You poured yourself a sad little bowl of dry Cheerios — no milk, because if you spilled any, that carpet stain would outlive you — and settled in for the holy trinity of Looney Tunes, He-Man, and Thundercats. You didn’t have a remote. You were the remote. You turned that dial with a satisfying clunk and knew that if you didn’t like what was on? Tough. You only had like seven channels and three of them were static or a preacher yelling at you.
And commercials? You watched them. You memorized jingles, you dreamed of sugary cereals with toys inside that your mom would never buy, and you begged for Nerf guns, Slip ‘N Slides, and dolls that peed for some reason.
Lunch? Oh, please. No DoorDash. No lunchables with pre-cut deli meats. You made your own PB&J with whatever bread hadn’t gone stale and the peanut butter that was basically a brick in a jar. Knife bent? That was your problem. No crusts cut off. You got the whole sandwich, and if you were lucky, maybe a warm juice box that tasted like sugar and metal.
You packed that lunch in a tin lunchbox with a thermos that always leaked and had the unmistakable smell of old soup and defeat. And you carried it yourself. Uphill. Both ways.

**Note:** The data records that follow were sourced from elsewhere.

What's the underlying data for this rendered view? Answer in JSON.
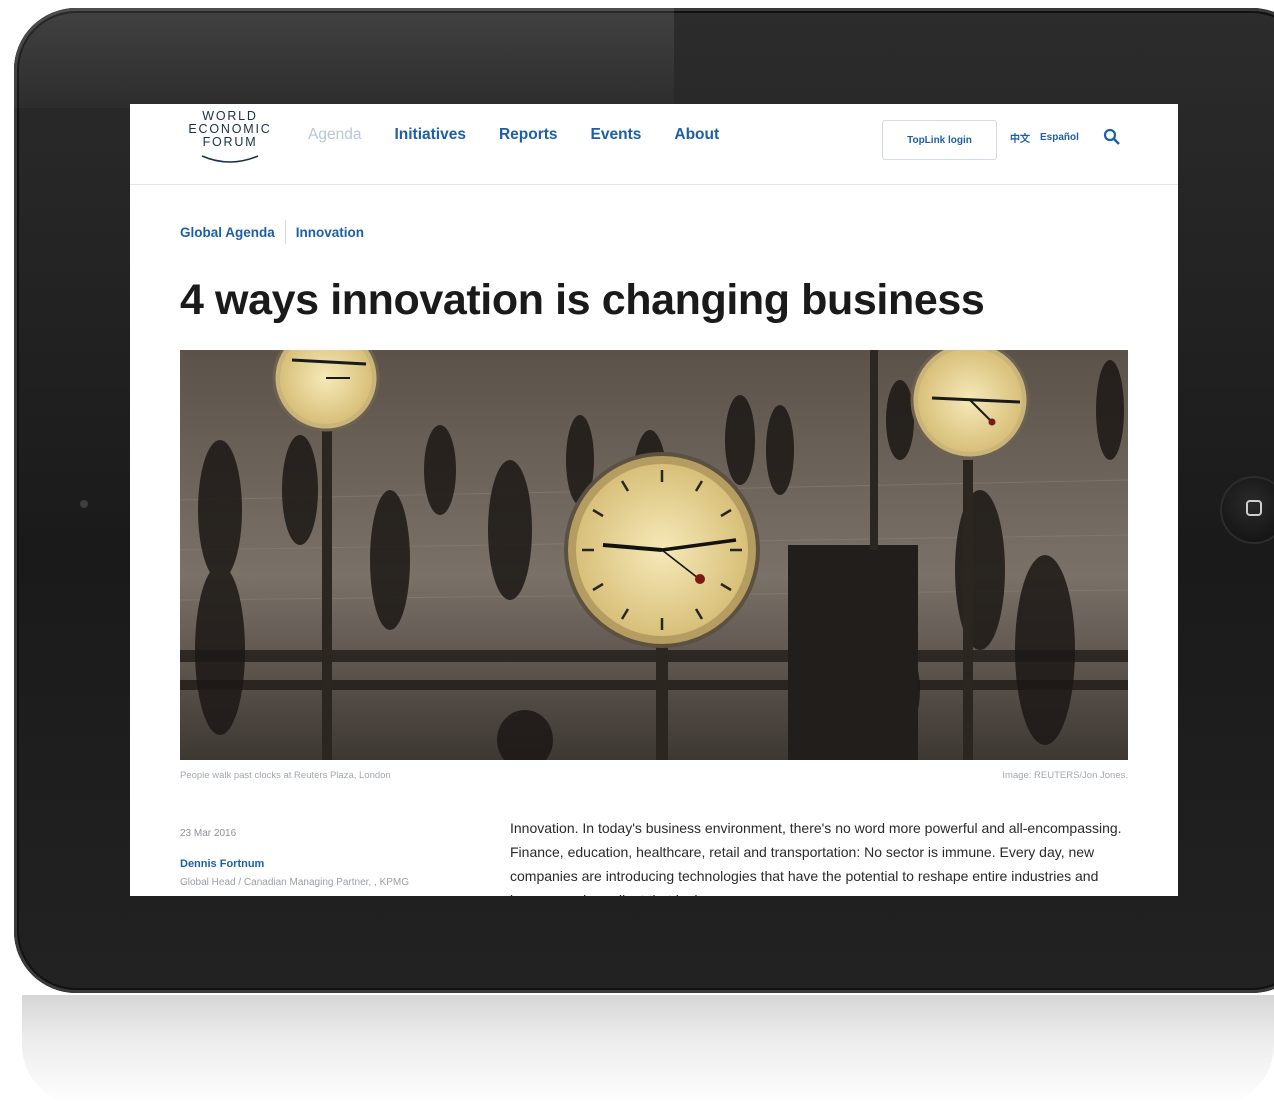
{
  "header": {
    "logo_lines": [
      "WORLD",
      "ECONOMIC",
      "FORUM"
    ],
    "nav": [
      "Agenda",
      "Initiatives",
      "Reports",
      "Events",
      "About"
    ],
    "toplink_label": "TopLink login",
    "lang_label": "Español"
  },
  "breadcrumb": [
    "Global Agenda",
    "Innovation"
  ],
  "article": {
    "title": "4 ways innovation is changing business",
    "caption": "People walk past clocks at Reuters Plaza, London",
    "credit": "Image: REUTERS/Jon Jones.",
    "date": "23 Mar 2016",
    "author": "Dennis Fortnum",
    "author_role": "Global Head / Canadian Managing Partner, , KPMG",
    "body": "Innovation. In today's business environment, there's no word more powerful and all-encompassing. Finance, education, healthcare, retail and transportation: No sector is immune. Every day, new companies are introducing technologies that have the potential to reshape entire industries and become an ingredient that is d"
  },
  "colors": {
    "brand_blue": "#1d5fa6",
    "dim_nav": "#b9c7d6",
    "title": "#1a1a1a",
    "bezel": "#1a1a1a"
  }
}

In the snow. (Okay, maybe not everywhere, but you get the point.)
So yeah, don’t talk to me about your personalized meal kits and on-demand cartoons. We survived our childhoods fueled by artificial flavors, questionable safety standards, and sheer spite. And now we are unstoppable. Slightly creaky, emotionally repressed… but unstoppable.
So yeah, everything used to be better. Not because it was perfect, but because it was gloriously flawed. And we were too busy living to notice. Now excuse me while I go find my Walkman, slap in some Pixies, and yell at a cloud.
You’re welcome.
Not going to lie, this post was mostly generated by ChatGPT. But, I thought it was hilarious, so am posting here. I did some minor editing/combining of prompt responses.